THE Yang di-Pertuan Agong Tuanku Mizan Zainal Abidin has once again reminded Malaysians to adhere to the spirit of togetherness that has helped them build this country into a prosperous industrialised economy. He said this at the 1433 Maal Hijrah national celebration in Putrajaya on Sunday. He probably knows the spirit is wearing a little thin after years of preoccupation with wealth gathering, coping with the challenges of a transformed rural community and little time devoted to ensuring understanding and tolerance among the races. He said this could be seen in us abandoning the culture of greeting each other as we become increasingly individualistic.

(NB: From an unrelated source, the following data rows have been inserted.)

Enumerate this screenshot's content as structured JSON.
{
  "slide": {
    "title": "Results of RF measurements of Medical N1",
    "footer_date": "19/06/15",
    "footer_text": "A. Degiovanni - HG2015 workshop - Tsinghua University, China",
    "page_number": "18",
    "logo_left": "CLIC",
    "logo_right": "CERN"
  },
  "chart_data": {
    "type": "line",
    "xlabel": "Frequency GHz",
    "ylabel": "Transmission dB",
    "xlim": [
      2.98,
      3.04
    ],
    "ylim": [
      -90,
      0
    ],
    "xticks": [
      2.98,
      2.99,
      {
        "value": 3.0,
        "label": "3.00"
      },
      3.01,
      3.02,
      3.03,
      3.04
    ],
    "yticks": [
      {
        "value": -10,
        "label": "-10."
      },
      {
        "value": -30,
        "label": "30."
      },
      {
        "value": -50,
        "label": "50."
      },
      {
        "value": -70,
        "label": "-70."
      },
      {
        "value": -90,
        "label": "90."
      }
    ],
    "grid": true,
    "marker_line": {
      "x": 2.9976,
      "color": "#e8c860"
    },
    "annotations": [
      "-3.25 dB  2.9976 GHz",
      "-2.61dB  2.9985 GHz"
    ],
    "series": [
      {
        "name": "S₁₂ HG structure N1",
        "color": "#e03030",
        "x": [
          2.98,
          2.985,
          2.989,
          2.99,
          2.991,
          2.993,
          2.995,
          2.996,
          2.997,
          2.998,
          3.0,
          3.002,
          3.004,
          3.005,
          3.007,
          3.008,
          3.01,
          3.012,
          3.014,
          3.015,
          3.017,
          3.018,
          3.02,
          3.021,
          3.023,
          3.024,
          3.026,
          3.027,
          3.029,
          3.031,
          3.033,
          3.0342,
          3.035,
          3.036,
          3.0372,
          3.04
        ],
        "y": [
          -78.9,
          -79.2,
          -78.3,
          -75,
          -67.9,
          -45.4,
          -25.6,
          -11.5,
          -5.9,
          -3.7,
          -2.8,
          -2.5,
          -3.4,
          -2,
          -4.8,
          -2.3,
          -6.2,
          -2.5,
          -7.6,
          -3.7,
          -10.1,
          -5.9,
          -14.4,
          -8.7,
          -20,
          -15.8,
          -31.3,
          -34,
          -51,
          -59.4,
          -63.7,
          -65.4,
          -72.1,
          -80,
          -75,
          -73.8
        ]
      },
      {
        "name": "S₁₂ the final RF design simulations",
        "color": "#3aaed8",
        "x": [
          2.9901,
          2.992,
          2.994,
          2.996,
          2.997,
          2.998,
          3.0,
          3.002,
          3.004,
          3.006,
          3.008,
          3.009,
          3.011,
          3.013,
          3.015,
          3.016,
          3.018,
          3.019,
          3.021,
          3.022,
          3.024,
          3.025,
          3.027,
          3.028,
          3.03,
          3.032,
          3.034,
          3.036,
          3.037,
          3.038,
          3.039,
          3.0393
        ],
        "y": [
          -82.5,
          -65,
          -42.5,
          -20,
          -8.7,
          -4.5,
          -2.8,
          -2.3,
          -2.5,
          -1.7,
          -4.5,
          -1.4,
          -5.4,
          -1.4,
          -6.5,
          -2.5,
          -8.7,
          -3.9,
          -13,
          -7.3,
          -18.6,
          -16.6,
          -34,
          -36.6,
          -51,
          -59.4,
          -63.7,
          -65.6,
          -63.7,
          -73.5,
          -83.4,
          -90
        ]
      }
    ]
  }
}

It is the weakening of this spirit that is a contributing factor in the difficulty in strengthening national unity.

Perhaps after close to five years as paramount ruler of Malaysia and being constantly briefed on developments in the country besides observing them himself, he felt it only proper to leave some advice that can serve as a lasting reminder to restart nation-building in earnest. “I hope the spirit of neighbourliness will flourish again in our society so that everyday life can be experienced harmoniously,” he said.

That the king chose to leave his parting message on the occasion of the hijrah (migration or flight) of early Muslims led by the Prophet Muhammad from Mecca to Medina in 622 AD, is a significant call for change and improvement. Muslims were harassed and prosecuted in Mecca and had to flee or migrate to a better place where they could build a better life. By implication, Malaysians must embark on a spiritual journey or hijrah from the present state to a better one where the spirit of togetherness prevails, where everyone greets and respects each other, where there is peace and harmony, where moderation is the rule, where thoughtfulness and consideration for others replace arrogance and recklessness, and where everyone works at strengthening national unity instead of undermining it.

“In other words, we should not make an issue of small misunderstandings, but instead resolve them in the best possible way,” the king said, adding that there must be a great deal of give and take. A demand by one group for equal treatment should not be misunderstood by others as asking for more. It must be understood that all groups have the right to make demands of the government for better treatment and no one group is more equal than the other. The quicker we understand and accept this, the faster we can we move on to striving for unity.